2. **Graph - Based Context Representation Learning Module**: By using graph structure information to re - define the distance between words, better context word representations are learned.
3. **Graph - Based Reasoning Module**: The graph convolutional network (GCN) is used to encode neighbor information into node representations, and the graph attention mechanism is used to aggregate evidence to predict the final answer.
### Method Overview
1. **Knowledge Extraction**:
- **Knowledge Extraction from ConceptNet**: Identify the entities in the questions and options, search for paths and construct graphs.
- **Knowledge Extraction from Wikipedia**: Use the Elastic Search tool to index Wikipedia sentences, extract relevant sentences and construct graphs.
2. **Graph - Based Reasoning**:
- **Graph - Based Context Representation Learning Module**: Use the topological sorting algorithm to re - order the input evidence, making semantically related words closer in distance, thereby obtaining better context word representations.
- **Graph - Based Reasoning Module**: Aggregate graph information through the graph convolutional network (GCN) and the graph attention mechanism to make the final prediction.
### Experimental Results
- **Data Set**: The CommonsenseQA data set contains 12,102 samples, of which 9,741 are in the training set, 1,221 are in the development set, and 1,140 are in the test set.
- **Experimental Setup**: Use the XLNet large - scale pre - training model, and the input format is “<evidence> <sep> question <sep> the answer is <option> <cls>”.
- **Performance**: Achieve an accuracy rate of 79.3% on the development set and 75.3% on the blind test set, which is better than many existing baseline models.
### Ablation Experiments
- **Reasoning Components**: The effectiveness of the topological sorting algorithm and the graph reasoning module is verified through ablation experiments. The results show that the topological sorting algorithm brings a 1.9% improvement, the graph reasoning module brings a 1.4% improvement, and the combination of the two brings a 3.5% improvement.

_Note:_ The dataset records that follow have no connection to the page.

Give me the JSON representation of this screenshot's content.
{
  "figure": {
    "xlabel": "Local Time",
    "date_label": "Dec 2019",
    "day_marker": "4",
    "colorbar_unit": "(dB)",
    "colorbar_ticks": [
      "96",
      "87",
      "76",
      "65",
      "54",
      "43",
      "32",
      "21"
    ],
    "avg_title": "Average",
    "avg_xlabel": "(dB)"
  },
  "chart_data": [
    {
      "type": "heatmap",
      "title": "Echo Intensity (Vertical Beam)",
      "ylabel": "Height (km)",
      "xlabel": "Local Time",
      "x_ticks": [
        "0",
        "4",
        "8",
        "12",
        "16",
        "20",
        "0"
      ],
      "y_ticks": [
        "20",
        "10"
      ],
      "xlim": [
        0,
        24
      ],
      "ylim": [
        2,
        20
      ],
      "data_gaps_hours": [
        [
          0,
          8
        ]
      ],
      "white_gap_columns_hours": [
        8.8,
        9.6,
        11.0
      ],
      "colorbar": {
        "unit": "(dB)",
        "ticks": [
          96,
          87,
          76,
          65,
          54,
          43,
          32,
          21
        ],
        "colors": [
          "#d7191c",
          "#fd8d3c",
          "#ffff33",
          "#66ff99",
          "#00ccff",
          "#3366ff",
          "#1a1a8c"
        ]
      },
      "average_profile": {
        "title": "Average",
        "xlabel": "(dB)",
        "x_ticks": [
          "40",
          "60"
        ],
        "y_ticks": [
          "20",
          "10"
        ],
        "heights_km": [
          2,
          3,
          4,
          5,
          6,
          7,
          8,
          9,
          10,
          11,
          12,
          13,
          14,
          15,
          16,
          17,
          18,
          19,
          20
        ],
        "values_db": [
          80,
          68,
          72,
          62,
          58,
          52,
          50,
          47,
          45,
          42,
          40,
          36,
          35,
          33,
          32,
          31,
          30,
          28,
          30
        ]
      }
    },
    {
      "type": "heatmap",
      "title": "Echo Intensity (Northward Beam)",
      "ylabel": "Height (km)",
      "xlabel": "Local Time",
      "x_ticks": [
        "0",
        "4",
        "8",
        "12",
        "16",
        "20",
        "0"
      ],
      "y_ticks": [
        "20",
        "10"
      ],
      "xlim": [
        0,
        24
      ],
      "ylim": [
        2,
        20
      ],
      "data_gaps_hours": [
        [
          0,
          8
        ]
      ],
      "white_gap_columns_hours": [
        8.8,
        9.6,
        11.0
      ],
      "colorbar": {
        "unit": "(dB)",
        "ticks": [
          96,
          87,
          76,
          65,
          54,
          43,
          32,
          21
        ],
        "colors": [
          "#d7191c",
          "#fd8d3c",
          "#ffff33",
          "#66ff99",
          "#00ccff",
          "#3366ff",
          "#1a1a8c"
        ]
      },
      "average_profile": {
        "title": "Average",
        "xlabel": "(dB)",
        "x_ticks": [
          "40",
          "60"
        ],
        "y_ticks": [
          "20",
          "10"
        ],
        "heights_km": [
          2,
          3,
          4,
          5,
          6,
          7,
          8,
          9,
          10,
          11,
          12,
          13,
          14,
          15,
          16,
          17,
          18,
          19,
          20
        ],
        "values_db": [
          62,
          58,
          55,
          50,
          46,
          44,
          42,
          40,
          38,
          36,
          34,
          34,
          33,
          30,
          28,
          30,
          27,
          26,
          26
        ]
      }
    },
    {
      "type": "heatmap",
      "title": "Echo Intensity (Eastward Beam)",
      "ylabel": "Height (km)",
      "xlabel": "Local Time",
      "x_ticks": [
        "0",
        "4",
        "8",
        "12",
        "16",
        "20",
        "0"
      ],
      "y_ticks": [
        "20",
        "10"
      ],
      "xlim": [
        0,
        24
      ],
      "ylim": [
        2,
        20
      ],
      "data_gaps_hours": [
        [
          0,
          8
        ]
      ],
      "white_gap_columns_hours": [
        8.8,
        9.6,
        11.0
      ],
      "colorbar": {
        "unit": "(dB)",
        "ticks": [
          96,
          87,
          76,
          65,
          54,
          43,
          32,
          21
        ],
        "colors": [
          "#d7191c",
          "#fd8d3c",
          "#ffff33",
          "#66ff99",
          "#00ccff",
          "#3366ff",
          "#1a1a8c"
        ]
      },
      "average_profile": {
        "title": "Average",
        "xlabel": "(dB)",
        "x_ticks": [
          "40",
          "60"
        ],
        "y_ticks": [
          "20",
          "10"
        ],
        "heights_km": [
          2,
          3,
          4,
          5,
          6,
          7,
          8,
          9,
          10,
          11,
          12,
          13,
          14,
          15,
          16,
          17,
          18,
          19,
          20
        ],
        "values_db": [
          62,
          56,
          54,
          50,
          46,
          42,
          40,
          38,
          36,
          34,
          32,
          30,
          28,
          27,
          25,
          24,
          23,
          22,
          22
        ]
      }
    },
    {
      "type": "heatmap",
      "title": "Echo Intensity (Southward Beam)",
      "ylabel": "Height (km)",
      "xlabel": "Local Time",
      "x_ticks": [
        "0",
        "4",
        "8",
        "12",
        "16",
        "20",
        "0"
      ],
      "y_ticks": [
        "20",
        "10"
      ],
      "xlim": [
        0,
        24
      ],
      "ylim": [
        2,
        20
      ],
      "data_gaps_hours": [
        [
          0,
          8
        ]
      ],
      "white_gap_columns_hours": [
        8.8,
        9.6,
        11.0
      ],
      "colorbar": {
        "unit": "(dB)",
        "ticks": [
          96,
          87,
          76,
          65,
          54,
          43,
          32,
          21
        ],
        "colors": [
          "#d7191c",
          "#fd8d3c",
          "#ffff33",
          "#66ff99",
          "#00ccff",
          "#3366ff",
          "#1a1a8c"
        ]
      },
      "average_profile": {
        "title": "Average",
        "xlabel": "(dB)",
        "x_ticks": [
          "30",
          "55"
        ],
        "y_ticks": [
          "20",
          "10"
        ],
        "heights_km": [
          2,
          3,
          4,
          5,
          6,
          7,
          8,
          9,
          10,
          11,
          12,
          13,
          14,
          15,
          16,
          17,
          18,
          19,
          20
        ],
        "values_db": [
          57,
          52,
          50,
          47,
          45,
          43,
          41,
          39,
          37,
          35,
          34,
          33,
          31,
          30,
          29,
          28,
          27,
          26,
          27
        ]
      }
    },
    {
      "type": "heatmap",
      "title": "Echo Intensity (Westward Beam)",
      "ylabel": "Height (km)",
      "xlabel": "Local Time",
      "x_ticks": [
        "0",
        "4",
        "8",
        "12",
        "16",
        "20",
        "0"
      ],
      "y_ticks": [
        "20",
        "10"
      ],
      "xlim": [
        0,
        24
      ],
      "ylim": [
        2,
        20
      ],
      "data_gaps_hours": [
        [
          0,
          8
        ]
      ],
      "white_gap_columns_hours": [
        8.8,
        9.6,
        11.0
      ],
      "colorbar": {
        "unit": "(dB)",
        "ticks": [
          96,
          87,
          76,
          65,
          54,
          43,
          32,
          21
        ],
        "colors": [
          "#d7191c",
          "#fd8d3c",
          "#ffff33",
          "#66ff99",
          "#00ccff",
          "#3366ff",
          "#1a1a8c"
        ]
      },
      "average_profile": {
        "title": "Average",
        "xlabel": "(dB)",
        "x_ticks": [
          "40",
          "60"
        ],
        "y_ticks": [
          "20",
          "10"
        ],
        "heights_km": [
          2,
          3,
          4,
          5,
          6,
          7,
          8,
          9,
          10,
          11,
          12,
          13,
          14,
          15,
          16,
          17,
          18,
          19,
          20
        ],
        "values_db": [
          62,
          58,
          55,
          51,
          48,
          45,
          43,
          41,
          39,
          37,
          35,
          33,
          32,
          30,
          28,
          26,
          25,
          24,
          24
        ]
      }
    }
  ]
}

- **Knowledge Sources**: ConceptNet and Wikipedia are used as knowledge sources respectively. The results show that ConceptNet brings a 6.4% improvement and Wikipedia brings a 4.6% improvement. After combining the two, the total improvement reaches 9.4%.
### Case Analysis
A specific example is used to show how the model uses heterogeneous knowledge sources to answer questions. For example, for the question “What are the animals that have hair and do not lay eggs?” (the answer is “mammals”), the model extracts the information that “mammals are animals” and “mammals have hair” from ConceptNet, and the information that “few mammals lay eggs” from Wikipedia. These pieces of information together support the inference of the correct answer.
### Error Analysis
Fifty error samples are randomly selected for analysis, and it is found that the main reasons for errors include:
- **Insufficient Evidence**: Some questions require more background knowledge to be answered correctly, but the extracted evidence is not sufficient to support reasoning.
- **Reasoning Error**: Even if the correct evidence is extracted, the model may make errors during the reasoning process.
- **Noise Interference**: The extracted evidence may contain noise information, which affects the model's judgment.
In short, this paper effectively uses heterogeneous knowledge by proposing a graph - based method.